________________ CM . . . . Volume XIII Number 1 . . . . September 1, 2006


Talking With Mother Earth: Poems = Hablando con Madre Tierra.

Jorge Argueta. Illustrated by Lucia Angela Pérez.
Toronto, ON: Groundwood/House of Anansi Press, 2006.
32 pp., cloth, $16.95.
ISBN 0-88899-626-8.

Subject Headings:
Racism-Juvenile poetry.
Children’s poetry, Salvadoran.

Grades 4-7 / Ages 9-12.

Review by Renée Englot.

**½ /4


Mother Earth Tells Me

Mother Earth tells me,

“Do not be sad anymore

my Indian boy.

You are as beautiful as the wind.”


"The sun,

the trees

the ocean

and the stars are for you.”


"So are the mountains

the flowers

the moon

and the little drops of dew."


Mother Earth tells me,

"Come, play and sing,

sound your drum and your gourd.

Talk to the fire."


Mother Earth tells me,

"All this I give to you, my son.

All my love is yours.

You just be happy."


Talking with Mother Earth is a book of bilingual poetry. Each poem is first presented in Spanish, then in English. The translations are quite close to literal with a sense of poetry retained in either language. The entire book is, in fact, bilingual, from the copyright information to the notes on the dust jacket. Because of the ease of comparing the text from one language to the next, the poems might be useful in a Spanish bilingual classroom setting or for older children learning Spanish as a second language.

internal art

     As the title suggests, the thread which connects the poems is a connection to Mother Earth. While some of the poems are simply lovely odes to nature, other poems reflect the power of nature to heal the wounds of racism. These latter poems are autobiographical. The narrator is the poet as a boy. Argueta is a Pipil Nahua Indian born in El Salvador. His poetry reveals, with some bitterness, the discrimination and taunting he experienced as a child. The poems explore wounds one senses are still raw in the poet. The bitterness is, to a certain degree, countered by Argueta's explorations of how a spiritual connection with nature, taught to him by his Nahuatl grandmother, provides healing.

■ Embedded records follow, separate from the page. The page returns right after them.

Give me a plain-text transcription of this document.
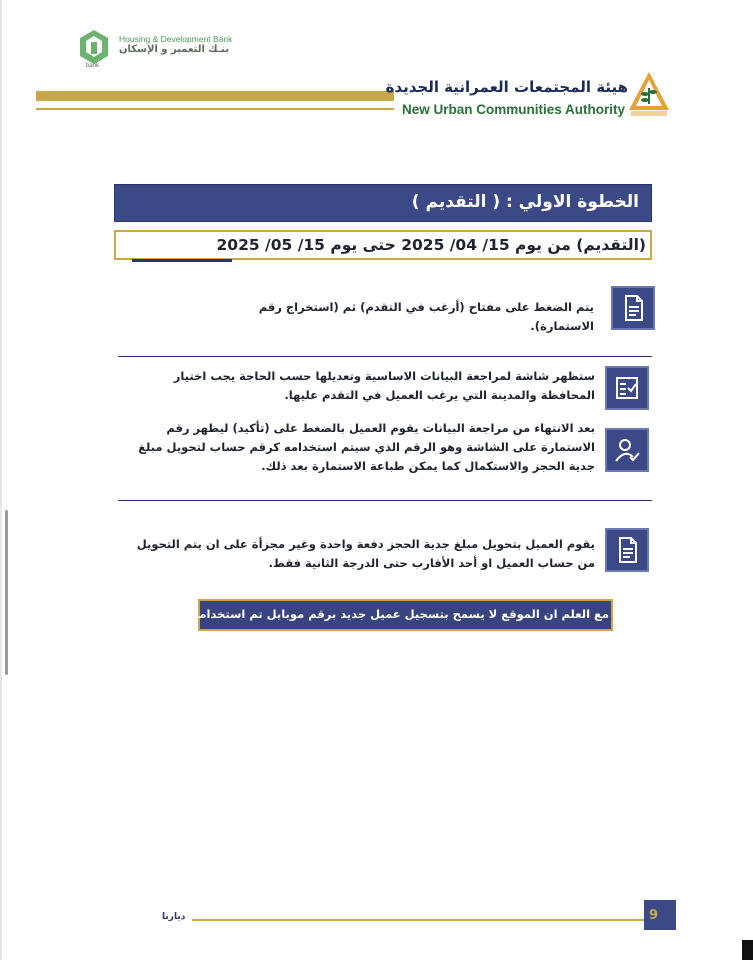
bank
Housing & Development Bank
بنـك التعمير و الإسكان
هيئة المجتمعات العمرانية الجديدة
New Urban Communities Authority
الخطوة الاولي : ( التقديم )
(التقديم) من يوم 15/ 04/ 2025 حتى يوم 15/ 05/ 2025
يتم الضغط على مفتاح (أرغب في التقدم) ثم (استخراج رقم الاستمارة).
ستظهر شاشة لمراجعة البيانات الاساسية وتعديلها حسب الحاجة يجب اختيار المحافظة والمدينة التي يرغب العميل في التقدم عليها.
بعد الانتهاء من مراجعة البيانات يقوم العميل بالضغط على (تأكيد) ليظهر رقم الاستمارة على الشاشة وهو الرقم الذي سيتم استخدامه كرقم حساب لتحويل مبلغ جدية الحجز والاستكمال كما يمكن طباعة الاستمارة بعد ذلك.
يقوم العميل بتحويل مبلغ جدية الحجز دفعة واحدة وغير مجزأة على ان يتم التحويل من حساب العميل او أحد الأقارب حتى الدرجة الثانية فقط.
مع العلم ان الموقع لا يسمح بتسجيل عميل جديد برقم موبايل تم استخدامه من قبل
ديارنا	9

     These poems could provide an opening to a discussion of racism and discrimination. They could serve as bibliotherapy for those needing to find self-acceptance in spite of discrimination. The poems might also provide insight to children who are either intentionally or casually cruel or racist.

     For those less interested in bibliotherapy, there are poems about wind, water, corn, the four directions and other aspects of nature. The colourful cover and illustrations may draw in those uninterested in either nature or healing. Bright colours fill the double page spreads. The poems are superimposed on the illustrations. There is no white space to be found. The level of detail in the illustrations is a feast for the eyes, extending the text. The cheery colours offset some of the pain inherent in a number of the poems.

     The quality of the poetry is uneven, but there are some jewels, in particular "The Corn."


Renée Englot of Edmonton, AB, is a former junior high school teacher who now works as a storyteller in school settings. She holds a Master of Arts in Children's Literature.